With features like a vertical oil reservoir that keeps that big V8 lubricated during hard cornering and giant custom 15.6-inch Brembos this is a car you’d actually want to take to the track, as opposed to the E63 AMG or modern M5, which are more Autobahn cruisers (although credit to Mercedes for keeping the wagon). They’re also more expensive.

Jason Torchinsky happily tracked it and had this to say:

The steering is actually quite responsive and communicates the feedback of the track well, at least in Sport/Track modes. When you’re going hard into corners, it weights up and takes actual effort to move — but that’s good. It’s not overboosted, and you feel what’s going on with the car, with the weight shifting, with your lateral motion — it feels great.
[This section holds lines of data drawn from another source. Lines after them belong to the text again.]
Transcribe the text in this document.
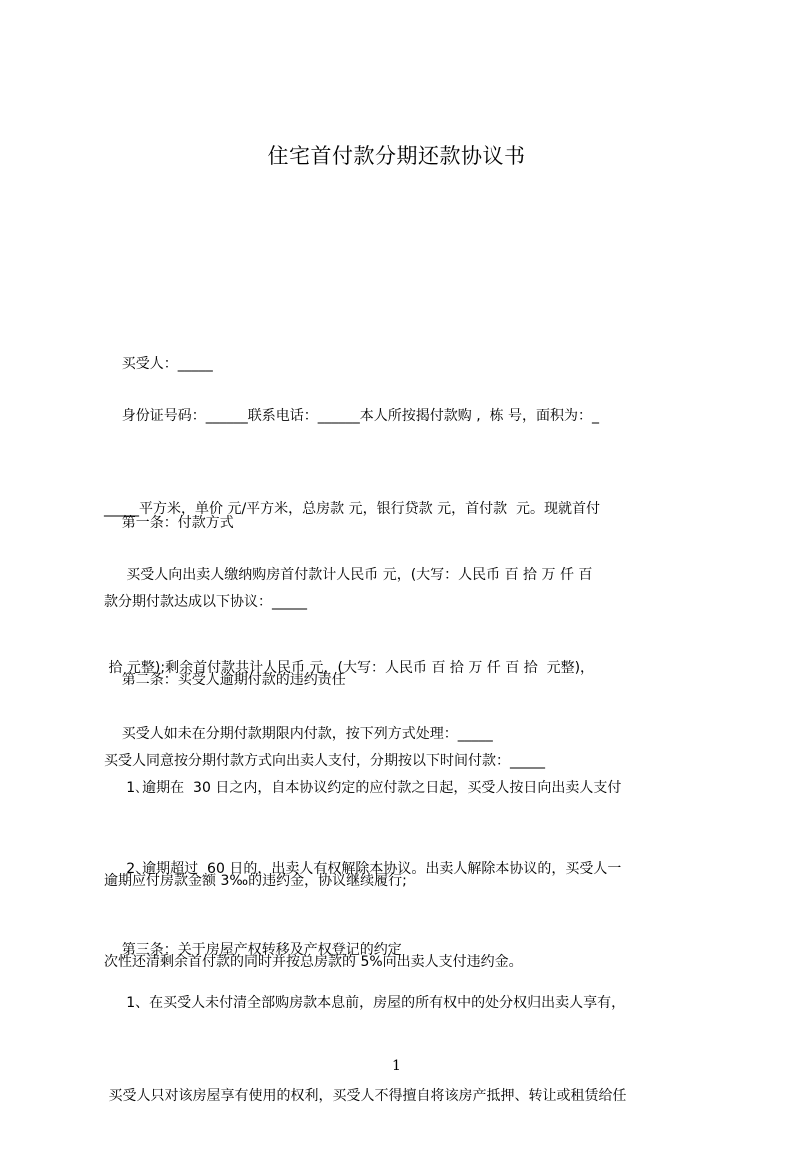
住宅首付款分期还款协议书

买受人：_____

身份证号码：______联系电话：______本人所按揭付款购 ,  栋 号，面积为：_

_____平方米，单价 元/平方米，总房款 元，银行贷款 元，首付款  元。现就首付

款分期付款达成以下协议：_____

第一条：付款方式

买受人向出卖人缴纳购房首付款计人民币 元，(大写：人民币 百 拾 万 仟 百

拾 元整);剩余首付款共计人民币 元，(大写：人民币 百 拾 万 仟 百 拾  元整)，

买受人同意按分期付款方式向出卖人支付，分期按以下时间付款：_____

第二条：买受人逾期付款的违约责任

买受人如未在分期付款期限内付款，按下列方式处理：_____

1､逾期在  30 日之内，自本协议约定的应付款之日起，买受人按日向出卖人支付

逾期应付房款金额 3‰的违约金，协议继续履行;

2､逾期超过  60 日的，出卖人有权解除本协议。出卖人解除本协议的，买受人一

次性还清剩余首付款的同时并按总房款的 5%向出卖人支付违约金。

第三条：关于房屋产权转移及产权登记的约定

1、在买受人未付清全部购房款本息前，房屋的所有权中的处分权归出卖人享有，

买受人只对该房屋享有使用的权利，买受人不得擅自将该房产抵押、转让或租赁给任

1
Unsurprisingly, it’s quick. On the big front straight I was usually able to get in the 148-150 MPH ballpark before the brake point, though the drivers better than me (not that high a bar, really) were able to break 150+ routinely, and I think the pros would get to 160.


I had it for a weekend and I didn’t, unfortunately, get to track it. What I did get to do was drive it like a normal person. I got stuck in traffic. I merged onto freeways using New York’s hilariously short onramps. I traversed narrow backroads covered with deer.

And you know what?


Under normal circumstances it’s a car. It’s comfortable. It has Cadillac’s still annoying CUE infotainment system, though that’s been improved now to the point where it’s faster and unquestionably better than ever before. My passenger, who also did some time with me in a Hellcat Challenger, never felt like I was about to enter the 24 Hours of Le Mans.

In fact, the only clear sign that you’re in something so crazy is when you look at the range the car typically has, which is somewhere around 230 to 250 miles if you drive it with any vigor.


When Jerry Siegel and Joe Shuster penned Superman they created the convention of the superhero who dresses like a normal person and then reveals themselves as something more. But Superman was a journalist, which is still kind of exciting. Imagine if they’d have made Superman the chief auditor at T. H. Daily Actuary Services. That’s the CTS-V.

In driving a Bugatti Veyron, Hellcat, CTS-V, and a ton of other performance cars the last couple of years what’s struck me is not that cars have gotten so fast, it’s that fast cars can be driven so slowly.